Sybilline Capucine Jérôme d'Aviau "Rat et les animaux moches"

ratEtLesAnimauxMoches

«  Son sac de miettes sur le dos, des aventures plein la tête, de ville en ville, il marche joyeusement. Mais c’est plus difficile que prévu. Les chats le chassent, les gens le caillassent. Tout le monde le trouve dégoutant, l’accuse de maladies, du mauvais temps.
Rat essaye de rendre service, il mange des miettes de thon, des miettes de morue, des miettes de rien. Il fait le ménage sous les meubles, débouche les canalisations, taille un peu le gazon. Mais rien n’y fait. Les gens ne sont pas contents. »
 

Au pied des arbres, dans la forêt loin de toute pollution humaine, vivent les animaux moches qui font un petit peu peur. Des animaux rebutants, grotesques, gluants, moches, terribles, effroyables, terrifiants. Des animaux dont personne ne veut, que tout le monde déteste, balaie à coup de pieds hors des maisons et sentiers.

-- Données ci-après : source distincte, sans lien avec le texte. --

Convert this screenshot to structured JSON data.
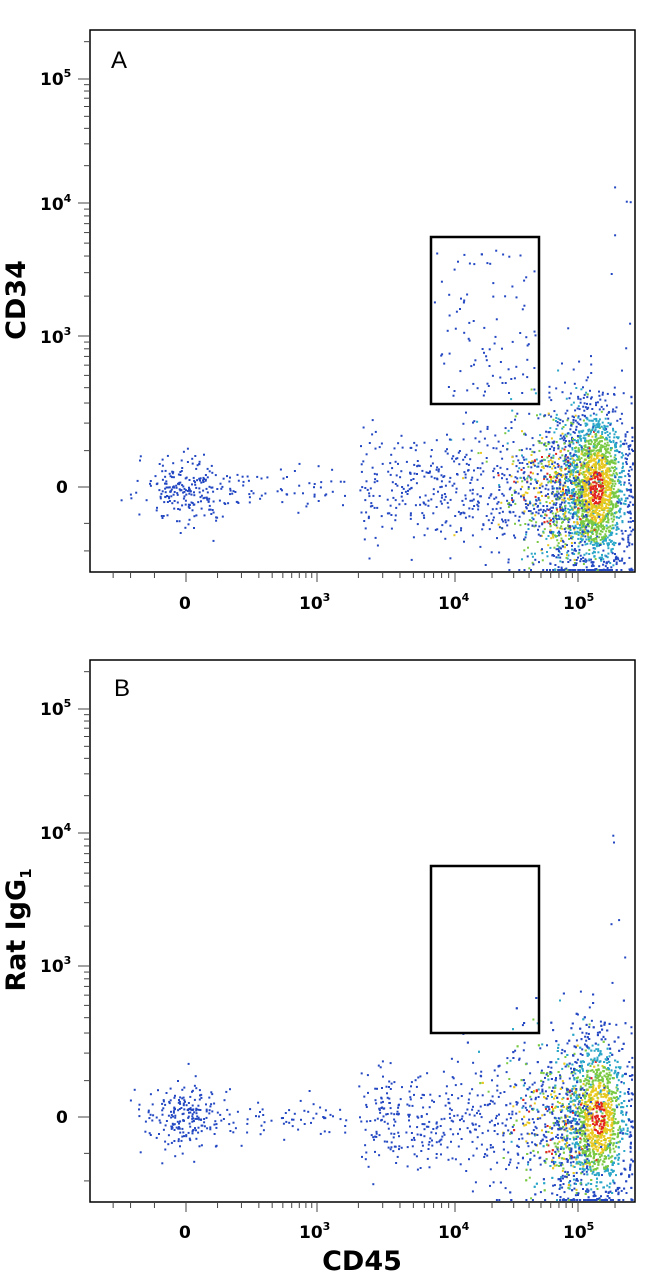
{
  "chart_data": [
    {
      "type": "scatter",
      "subtype": "flow-cytometry density dot plot",
      "panel_label": "A",
      "xlabel": "",
      "ylabel": "CD34",
      "x_scale": "biexponential",
      "y_scale": "biexponential",
      "x_tick_labels": [
        {
          "value": 0,
          "label": "0",
          "base": "0",
          "exp": ""
        },
        {
          "value": 1000,
          "label": "10^3",
          "base": "10",
          "exp": "3"
        },
        {
          "value": 10000,
          "label": "10^4",
          "base": "10",
          "exp": "4"
        },
        {
          "value": 100000,
          "label": "10^5",
          "base": "10",
          "exp": "5"
        }
      ],
      "y_tick_labels": [
        {
          "value": 0,
          "label": "0",
          "base": "0",
          "exp": ""
        },
        {
          "value": 1000,
          "label": "10^3",
          "base": "10",
          "exp": "3"
        },
        {
          "value": 10000,
          "label": "10^4",
          "base": "10",
          "exp": "4"
        },
        {
          "value": 100000,
          "label": "10^5",
          "base": "10",
          "exp": "5"
        }
      ],
      "gate": {
        "x_range": [
          7000,
          45000
        ],
        "y_range": [
          350,
          5500
        ]
      },
      "populations": [
        {
          "name": "CD45-high main population",
          "x_center": 140000,
          "y_center": 0,
          "relative_density": "very high"
        },
        {
          "name": "CD45+ CD34+ gated events",
          "x_range": [
            7000,
            45000
          ],
          "y_range": [
            350,
            4500
          ],
          "relative_density": "sparse"
        },
        {
          "name": "CD45-negative events",
          "x_center": 0,
          "y_center": 0,
          "relative_density": "sparse"
        }
      ],
      "grid": false,
      "legend": "none"
    },
    {
      "type": "scatter",
      "subtype": "flow-cytometry density dot plot",
      "panel_label": "B",
      "xlabel": "CD45",
      "ylabel": "Rat IgG",
      "ylabel_subscript": "1",
      "x_scale": "biexponential",
      "y_scale": "biexponential",
      "x_tick_labels": [
        {
          "value": 0,
          "label": "0",
          "base": "0",
          "exp": ""
        },
        {
          "value": 1000,
          "label": "10^3",
          "base": "10",
          "exp": "3"
        },
        {
          "value": 10000,
          "label": "10^4",
          "base": "10",
          "exp": "4"
        },
        {
          "value": 100000,
          "label": "10^5",
          "base": "10",
          "exp": "5"
        }
      ],
      "y_tick_labels": [
        {
          "value": 0,
          "label": "0",
          "base": "0",
          "exp": ""
        },
        {
          "value": 1000,
          "label": "10^3",
          "base": "10",
          "exp": "3"
        },
        {
          "value": 10000,
          "label": "10^4",
          "base": "10",
          "exp": "4"
        },
        {
          "value": 100000,
          "label": "10^5",
          "base": "10",
          "exp": "5"
        }
      ],
      "gate": {
        "x_range": [
          7000,
          45000
        ],
        "y_range": [
          350,
          5500
        ]
      },
      "populations": [
        {
          "name": "CD45-high main population",
          "x_center": 145000,
          "y_center": 0,
          "relative_density": "very high"
        },
        {
          "name": "CD45-negative events",
          "x_center": 0,
          "y_center": 0,
          "relative_density": "sparse"
        }
      ],
      "grid": false,
      "legend": "none"
    }
  ],
  "colors": {
    "dot_low": "#2347c2",
    "dot_mid": "#2aa6c8",
    "dot_high": "#7ac943",
    "dot_higher": "#e8c81e",
    "dot_peak": "#e2221c",
    "frame": "#000000",
    "tick_marks": "#888888"
  }
}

Des animaux affreux, repoussants et surtout des animaux qui foutent les chocottes. Les chocottes graves par leur monstrueuse taille, tête, leur ventre velu, leurs multiples pattes couvertes de crochets, leurs légendes terrifiantes, leurs poils sales et leur gueule parsemée de dents acérées, prête à croquer le moindre enfant qui s’en approcherait de trop près. Des animaux qui sèment l’effroi dans nos demeures, nous poussent à crier « ahhhhhhh une souris (ou une araignée, un poisson volant, une chauve souris, une méduse » ), nous fait prendre nos jambes au cou ou le cou aux jambes si jamais on se trompe de sens dans la précipitation de la fuite. Des animaux qui peuplent nos cauchemars les plus répugnants, les plus sombres et ténébreux.
Et pourtant dans le village des animaux moches qui font un peu peur vivent des créatures qui tout simplement ne demandent qu’un peu d’amour qu’importe leur faciès ou leur corps disproportionné, leur gueule à faire peur au petit chaperon rouge, leur museau ratatiné ou leurs membres disgracieux. Qu’importe leur carapace, ils sont là, avec leur drôle de tête, avec leur gentillesse de créatures un peu méchante mais pas tant finalement.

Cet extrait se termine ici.